Badernação alimentar: primeira temporada

Aí que, né, reuni coragem hoje para falar sobre esse assunto. Hoje = quase 3 meses depois do início dessa jornada cheia de labuta, lágrimas e melecação pela casa.

Eu já nem lembro se antes do início da introdução alimentar tinha aquela coisa chamada "esperança que a Malu seja boa de boca". Se calhar sim porque ela começou a olhar para a nossa comida com os olhinhos cheios de cobiça, começou a colocar sorrateiramente a mãozinha no nosso prato. Na minha cabecinha ingênua ecoavam gritos de "vai ser sucesso, Narunaaa! É TETRAAAA!". Estava eu muito confiante, tinha estudado, tinha consultado a médica, sabia das técnicas, sabia dos paranauês todos da IA, sabia das quantidades, sabia da fórmula ideal da papinha, sabia de tudo. Sabia de nada, inocenteeeeee! Sabia de nada porque menina Malu não se mostrou aberta a novas experiências. Mas vamos começar pelo começo para vocês entenderem e chorarem  comigo.

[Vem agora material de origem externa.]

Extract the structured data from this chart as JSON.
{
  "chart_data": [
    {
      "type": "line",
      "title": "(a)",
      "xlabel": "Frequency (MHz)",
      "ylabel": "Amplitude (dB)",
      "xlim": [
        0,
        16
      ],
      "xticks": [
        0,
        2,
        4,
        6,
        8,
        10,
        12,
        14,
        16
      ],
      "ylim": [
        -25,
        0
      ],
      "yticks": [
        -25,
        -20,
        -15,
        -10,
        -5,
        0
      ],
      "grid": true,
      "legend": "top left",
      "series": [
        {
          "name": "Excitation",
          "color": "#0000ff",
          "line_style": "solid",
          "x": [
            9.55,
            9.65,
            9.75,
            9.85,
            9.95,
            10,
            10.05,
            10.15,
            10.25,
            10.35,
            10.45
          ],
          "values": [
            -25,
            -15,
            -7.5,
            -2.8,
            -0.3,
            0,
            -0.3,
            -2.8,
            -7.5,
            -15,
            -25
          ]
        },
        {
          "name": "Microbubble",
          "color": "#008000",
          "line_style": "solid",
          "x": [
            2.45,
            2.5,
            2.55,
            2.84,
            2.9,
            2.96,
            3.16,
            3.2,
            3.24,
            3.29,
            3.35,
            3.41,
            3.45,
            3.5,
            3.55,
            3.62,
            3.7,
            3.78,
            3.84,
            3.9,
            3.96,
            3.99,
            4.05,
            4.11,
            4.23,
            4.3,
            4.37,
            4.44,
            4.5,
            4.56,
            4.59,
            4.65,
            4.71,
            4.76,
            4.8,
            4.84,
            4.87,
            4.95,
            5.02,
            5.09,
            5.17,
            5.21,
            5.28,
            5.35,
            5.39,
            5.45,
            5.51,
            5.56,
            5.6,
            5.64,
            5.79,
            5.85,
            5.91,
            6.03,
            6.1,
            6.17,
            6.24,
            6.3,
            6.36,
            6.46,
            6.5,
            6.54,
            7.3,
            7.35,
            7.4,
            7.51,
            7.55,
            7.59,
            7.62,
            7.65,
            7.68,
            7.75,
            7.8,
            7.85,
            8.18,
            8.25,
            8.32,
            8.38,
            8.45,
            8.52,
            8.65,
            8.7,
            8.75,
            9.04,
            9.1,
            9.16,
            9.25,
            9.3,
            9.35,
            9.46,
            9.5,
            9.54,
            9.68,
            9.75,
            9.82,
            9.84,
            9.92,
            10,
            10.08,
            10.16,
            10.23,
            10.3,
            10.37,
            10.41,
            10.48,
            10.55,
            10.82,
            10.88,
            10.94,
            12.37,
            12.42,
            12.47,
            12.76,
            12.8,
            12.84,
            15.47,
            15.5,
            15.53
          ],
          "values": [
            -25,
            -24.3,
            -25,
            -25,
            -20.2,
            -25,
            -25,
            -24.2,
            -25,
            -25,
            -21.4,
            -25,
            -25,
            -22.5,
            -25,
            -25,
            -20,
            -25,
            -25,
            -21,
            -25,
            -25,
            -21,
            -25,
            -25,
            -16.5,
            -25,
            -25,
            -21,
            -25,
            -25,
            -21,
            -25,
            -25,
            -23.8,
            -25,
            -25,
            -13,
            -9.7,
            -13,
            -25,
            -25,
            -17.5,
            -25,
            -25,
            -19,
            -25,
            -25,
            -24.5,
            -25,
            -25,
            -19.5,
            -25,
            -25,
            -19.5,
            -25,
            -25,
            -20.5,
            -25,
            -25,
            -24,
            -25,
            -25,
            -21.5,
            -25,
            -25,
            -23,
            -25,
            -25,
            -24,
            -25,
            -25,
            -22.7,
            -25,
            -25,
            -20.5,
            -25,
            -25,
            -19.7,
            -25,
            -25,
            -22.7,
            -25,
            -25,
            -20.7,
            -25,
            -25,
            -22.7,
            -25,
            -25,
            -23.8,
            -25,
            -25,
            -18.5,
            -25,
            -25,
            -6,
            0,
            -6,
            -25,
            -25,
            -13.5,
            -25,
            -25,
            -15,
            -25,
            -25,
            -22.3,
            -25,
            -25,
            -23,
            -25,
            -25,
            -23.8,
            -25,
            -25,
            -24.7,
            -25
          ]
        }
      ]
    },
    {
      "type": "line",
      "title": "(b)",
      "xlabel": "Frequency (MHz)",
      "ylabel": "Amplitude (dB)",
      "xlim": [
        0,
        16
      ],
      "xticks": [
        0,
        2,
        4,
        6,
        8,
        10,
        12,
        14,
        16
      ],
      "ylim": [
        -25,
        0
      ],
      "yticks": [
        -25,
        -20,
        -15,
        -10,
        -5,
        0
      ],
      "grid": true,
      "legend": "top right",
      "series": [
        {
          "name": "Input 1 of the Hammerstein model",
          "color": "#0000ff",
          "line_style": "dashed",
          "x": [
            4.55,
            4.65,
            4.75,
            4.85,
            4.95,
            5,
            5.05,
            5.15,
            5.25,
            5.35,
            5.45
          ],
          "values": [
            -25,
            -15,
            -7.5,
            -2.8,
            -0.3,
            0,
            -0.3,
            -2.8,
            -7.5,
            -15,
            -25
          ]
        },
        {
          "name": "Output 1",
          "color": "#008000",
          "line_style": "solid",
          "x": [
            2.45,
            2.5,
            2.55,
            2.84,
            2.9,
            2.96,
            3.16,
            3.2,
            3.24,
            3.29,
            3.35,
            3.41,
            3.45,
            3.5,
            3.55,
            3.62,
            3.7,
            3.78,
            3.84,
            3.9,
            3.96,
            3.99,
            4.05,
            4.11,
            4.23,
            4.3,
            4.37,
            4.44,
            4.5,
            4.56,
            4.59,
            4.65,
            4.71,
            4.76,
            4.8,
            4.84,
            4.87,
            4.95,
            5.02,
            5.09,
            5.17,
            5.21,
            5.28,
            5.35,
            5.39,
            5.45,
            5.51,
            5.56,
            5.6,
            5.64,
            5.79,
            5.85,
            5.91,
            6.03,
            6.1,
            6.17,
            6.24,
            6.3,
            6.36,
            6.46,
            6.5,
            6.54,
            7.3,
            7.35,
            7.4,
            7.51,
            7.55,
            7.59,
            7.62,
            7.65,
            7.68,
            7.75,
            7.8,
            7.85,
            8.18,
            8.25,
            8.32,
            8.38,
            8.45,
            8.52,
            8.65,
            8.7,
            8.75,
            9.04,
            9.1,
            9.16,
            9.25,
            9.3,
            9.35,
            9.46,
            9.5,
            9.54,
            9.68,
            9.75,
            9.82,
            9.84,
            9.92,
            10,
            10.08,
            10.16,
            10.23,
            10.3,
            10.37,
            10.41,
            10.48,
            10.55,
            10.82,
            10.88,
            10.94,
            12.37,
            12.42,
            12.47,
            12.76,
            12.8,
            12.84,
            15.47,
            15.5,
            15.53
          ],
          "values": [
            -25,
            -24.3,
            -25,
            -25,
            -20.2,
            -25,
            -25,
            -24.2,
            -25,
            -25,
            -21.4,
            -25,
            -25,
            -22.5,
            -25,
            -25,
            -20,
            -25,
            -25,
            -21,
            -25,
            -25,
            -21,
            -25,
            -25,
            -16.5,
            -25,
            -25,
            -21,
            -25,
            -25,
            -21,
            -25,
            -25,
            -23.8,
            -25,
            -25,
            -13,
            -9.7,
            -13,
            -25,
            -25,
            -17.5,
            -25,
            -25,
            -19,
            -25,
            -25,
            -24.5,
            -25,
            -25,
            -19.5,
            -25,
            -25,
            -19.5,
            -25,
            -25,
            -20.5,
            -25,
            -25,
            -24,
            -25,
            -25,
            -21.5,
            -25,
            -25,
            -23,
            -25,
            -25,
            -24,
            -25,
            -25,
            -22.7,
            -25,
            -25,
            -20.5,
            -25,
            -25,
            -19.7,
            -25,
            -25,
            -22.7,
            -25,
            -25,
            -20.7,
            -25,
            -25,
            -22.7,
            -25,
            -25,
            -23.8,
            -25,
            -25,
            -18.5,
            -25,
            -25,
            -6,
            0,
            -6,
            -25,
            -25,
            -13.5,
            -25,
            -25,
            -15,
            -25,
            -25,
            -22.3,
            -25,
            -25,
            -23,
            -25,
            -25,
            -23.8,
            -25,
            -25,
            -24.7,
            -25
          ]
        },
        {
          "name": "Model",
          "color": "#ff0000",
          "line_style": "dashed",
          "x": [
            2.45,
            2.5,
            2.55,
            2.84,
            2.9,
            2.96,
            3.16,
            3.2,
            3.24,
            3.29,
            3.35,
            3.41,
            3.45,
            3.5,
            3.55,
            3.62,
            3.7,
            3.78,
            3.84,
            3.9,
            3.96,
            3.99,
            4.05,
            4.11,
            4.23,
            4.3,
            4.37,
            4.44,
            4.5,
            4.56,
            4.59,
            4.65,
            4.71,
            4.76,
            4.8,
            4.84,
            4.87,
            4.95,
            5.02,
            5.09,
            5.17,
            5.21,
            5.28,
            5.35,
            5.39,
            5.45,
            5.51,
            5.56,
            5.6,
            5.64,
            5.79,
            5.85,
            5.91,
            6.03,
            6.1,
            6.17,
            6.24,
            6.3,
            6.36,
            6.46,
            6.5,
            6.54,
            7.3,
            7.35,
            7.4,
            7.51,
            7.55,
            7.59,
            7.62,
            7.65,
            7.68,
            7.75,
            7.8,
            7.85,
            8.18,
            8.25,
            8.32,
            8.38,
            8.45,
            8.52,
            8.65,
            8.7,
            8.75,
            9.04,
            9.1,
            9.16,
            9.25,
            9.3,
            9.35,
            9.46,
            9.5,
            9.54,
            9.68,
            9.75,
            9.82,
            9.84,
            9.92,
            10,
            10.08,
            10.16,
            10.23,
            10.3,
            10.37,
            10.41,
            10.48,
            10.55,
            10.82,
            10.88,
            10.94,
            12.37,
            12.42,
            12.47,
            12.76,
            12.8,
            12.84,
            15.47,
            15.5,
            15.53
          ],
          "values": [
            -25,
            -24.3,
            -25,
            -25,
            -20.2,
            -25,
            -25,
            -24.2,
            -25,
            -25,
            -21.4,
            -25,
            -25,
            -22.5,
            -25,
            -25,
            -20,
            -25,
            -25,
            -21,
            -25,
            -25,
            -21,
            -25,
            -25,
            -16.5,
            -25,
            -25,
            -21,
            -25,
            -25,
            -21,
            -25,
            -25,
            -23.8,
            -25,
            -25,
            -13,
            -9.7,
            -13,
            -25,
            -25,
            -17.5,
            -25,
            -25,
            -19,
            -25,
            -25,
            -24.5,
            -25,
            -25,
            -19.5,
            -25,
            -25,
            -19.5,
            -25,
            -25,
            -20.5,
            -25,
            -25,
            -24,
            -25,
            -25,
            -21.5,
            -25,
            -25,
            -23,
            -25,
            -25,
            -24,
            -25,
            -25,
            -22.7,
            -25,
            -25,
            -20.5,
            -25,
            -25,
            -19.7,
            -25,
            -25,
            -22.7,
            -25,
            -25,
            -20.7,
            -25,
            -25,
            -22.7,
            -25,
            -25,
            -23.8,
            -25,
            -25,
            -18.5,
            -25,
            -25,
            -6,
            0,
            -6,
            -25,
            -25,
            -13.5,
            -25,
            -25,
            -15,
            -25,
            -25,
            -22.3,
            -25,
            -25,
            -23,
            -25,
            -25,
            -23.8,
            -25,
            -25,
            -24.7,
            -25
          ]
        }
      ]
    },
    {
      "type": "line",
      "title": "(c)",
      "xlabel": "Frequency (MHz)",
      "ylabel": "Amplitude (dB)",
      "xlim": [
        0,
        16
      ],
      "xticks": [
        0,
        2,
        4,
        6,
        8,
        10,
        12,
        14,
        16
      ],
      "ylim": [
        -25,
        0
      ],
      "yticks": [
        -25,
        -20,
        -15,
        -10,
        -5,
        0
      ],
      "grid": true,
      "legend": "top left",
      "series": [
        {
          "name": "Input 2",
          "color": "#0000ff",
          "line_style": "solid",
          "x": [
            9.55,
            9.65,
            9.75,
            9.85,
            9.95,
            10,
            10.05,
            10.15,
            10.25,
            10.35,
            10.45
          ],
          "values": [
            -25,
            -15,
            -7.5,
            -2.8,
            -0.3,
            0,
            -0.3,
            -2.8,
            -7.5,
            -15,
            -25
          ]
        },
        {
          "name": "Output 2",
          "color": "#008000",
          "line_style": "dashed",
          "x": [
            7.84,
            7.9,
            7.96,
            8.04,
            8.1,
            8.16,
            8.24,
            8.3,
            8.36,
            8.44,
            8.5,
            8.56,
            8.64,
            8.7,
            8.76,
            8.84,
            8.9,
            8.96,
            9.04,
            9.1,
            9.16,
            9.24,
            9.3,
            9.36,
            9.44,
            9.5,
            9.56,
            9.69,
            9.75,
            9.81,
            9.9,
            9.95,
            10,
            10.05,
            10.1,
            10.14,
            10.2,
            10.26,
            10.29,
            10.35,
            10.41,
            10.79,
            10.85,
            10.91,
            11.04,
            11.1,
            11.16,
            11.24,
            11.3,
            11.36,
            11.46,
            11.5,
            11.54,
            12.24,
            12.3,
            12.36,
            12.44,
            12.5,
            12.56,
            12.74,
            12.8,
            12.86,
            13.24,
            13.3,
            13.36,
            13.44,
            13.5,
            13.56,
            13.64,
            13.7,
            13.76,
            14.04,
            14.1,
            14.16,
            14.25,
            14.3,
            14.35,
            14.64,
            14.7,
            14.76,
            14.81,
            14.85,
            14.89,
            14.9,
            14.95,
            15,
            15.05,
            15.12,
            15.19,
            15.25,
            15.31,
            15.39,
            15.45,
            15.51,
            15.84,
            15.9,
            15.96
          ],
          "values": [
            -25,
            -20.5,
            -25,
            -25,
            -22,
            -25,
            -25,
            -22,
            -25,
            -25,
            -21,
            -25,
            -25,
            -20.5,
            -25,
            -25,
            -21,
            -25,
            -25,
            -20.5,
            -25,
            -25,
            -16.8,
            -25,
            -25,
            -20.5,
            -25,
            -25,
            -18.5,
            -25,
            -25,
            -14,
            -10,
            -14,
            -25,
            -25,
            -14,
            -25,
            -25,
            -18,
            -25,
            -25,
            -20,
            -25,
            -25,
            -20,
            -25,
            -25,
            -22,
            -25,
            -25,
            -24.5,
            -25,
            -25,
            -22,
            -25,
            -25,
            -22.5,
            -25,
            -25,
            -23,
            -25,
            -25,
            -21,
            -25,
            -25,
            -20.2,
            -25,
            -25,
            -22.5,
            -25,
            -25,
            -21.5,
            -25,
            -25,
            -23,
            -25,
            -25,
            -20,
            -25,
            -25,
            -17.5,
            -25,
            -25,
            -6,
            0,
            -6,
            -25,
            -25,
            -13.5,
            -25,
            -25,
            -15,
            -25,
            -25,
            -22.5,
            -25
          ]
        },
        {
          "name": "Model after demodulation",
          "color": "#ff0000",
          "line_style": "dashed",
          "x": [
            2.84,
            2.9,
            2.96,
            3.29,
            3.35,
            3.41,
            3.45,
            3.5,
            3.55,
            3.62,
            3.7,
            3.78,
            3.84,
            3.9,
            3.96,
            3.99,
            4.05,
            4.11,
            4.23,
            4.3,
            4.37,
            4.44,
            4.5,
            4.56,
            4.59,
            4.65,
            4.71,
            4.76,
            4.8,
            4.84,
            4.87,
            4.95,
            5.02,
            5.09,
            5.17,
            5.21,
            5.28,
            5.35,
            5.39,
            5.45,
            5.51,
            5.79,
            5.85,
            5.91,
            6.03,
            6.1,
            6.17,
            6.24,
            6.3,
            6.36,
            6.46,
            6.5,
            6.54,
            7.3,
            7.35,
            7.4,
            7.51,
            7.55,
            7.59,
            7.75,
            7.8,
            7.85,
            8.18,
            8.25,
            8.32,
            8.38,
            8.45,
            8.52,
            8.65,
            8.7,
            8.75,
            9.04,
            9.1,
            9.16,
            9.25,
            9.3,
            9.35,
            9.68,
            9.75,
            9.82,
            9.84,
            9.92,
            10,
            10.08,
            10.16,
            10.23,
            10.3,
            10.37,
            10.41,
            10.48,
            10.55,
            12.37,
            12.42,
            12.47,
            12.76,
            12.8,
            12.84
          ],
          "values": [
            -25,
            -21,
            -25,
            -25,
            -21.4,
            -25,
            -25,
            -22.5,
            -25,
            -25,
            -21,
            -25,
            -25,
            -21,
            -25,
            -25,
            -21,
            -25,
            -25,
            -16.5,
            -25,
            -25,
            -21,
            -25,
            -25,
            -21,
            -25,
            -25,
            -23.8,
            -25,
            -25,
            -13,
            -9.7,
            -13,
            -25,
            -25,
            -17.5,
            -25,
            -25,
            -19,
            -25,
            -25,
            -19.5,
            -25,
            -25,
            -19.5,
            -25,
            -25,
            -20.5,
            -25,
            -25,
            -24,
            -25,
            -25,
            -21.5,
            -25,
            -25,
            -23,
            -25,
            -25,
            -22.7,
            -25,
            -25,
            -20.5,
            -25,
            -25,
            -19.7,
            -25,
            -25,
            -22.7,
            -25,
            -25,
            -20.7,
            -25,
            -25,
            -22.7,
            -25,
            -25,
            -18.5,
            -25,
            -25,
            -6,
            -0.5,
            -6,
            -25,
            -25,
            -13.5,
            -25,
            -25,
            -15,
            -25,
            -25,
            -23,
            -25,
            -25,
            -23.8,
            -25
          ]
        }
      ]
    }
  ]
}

Uma semana antes da Malu completar 6 meses, comecei a apresentar os novos apetrechos: prato, colher, copo de treinamento e cadeirão. Só de boinha mesmo pra ela brincar e ir se familiarizando (pffffff...cada ideia que passa pela nossa cabeça, viu?). Daí que ela achou aquilo tudo muito colorido e feliz, fiquei empolgada, ordenhei um bocado de leite, coloquei no copo e tentei dar. QUI-LA-RO que ela não aceitou. Ok, don't panic. Foi só um teste e ela não precisa de aceitar o leite fora da embalagem tradicional pra já. Sigamos. Era um domingo chuvoso, tinha essa bebê roliça seus 6 meses e um dia, decidi que era chegado o momento. "José, pega ali uma banana!". Lá veio José com a banana. Dei um pedaço na mão dela e o resto amassei. Pedaço na mão: carinha de nojo. Parte amassada: carinha de nojo ao cubo e desconfiança master com a colher. Rimos, achamos uma graaaaaaaaaça! "Aaaaaaai que tem tanta piada essa carinha de nojo dela". Coitados...mal sabiam...MAL SABIAM...

Então, foram passando os dias e meu plano era o seguinte: como já tinha começado com a banana, daria por 3 manhãs para ver reações, aceitação e tal. A médica tinha me orientado a começar pela papa salgada, mas como eu sou transgressora e meu âmago brasileira achou que ela saborearia muito melhor a fruta, tasquei a banana. Depois passei à pera, mais 3 dias de teste. Malu nem aí pra banana, nem aí pra pera. Passei ao raio da papa salgada, talvez ela aceitasse melhor. O plano alimentar da médica começava com uma base feita de cenoura, batata e abóbora que deveria ser dada durante 5 dias e só então alterada (leia-se adicionar mais algum ingrediente). E lá foi mamãe to-da confiante fazer a papa. Mesmo sabendo que o melhor é amassar com o garfo só, cozinhei os vegetais e passei pelo mixer. "Talvez ela aceite melhor assim, né? hehehehe". Porém não. Vocês não calculam o nojo desse bebê com comida molengatriturada. Deixei ela pegar, colocar a mão e ela passou em todas as partes do corpo, menos na boca. Nessa altura, desenvolveu o seu "gemido de desagrado".  Sempre que não curte a consistência das coisas, ela começa a gemer e joga o que estiver segurando no chão. É ela com o gemido e eu com a minha falta de paciência gritando e tocando tambor na cabeça. Ainda segui mais 3 dias com essa papa amalucada. Um dia, chutei o balde, decidi fazer do meu jeito e apertei o reset. Ia começar de novo, beeeeeem devagar, dando uma coisa de cada vez e só depois misturando. Ok. Cardápio de hoje: batata cozida só com o tal fio de azeite por cima. Amassei com o garfo e coloquei na mesinha do cadeirão. Qual não foi a minha surpresa quando Malu enfiou a mão na comida e levou à BOCA. À BOCA, MINHA GENTE! Não foi ao cabelo, não foi à roupa! O coração encheu de orgulho. "Eu sabia! Era isso mesmo! Tinha que fazer do meu jeito! Mãe sempre sabe das coisas". HAN RAN.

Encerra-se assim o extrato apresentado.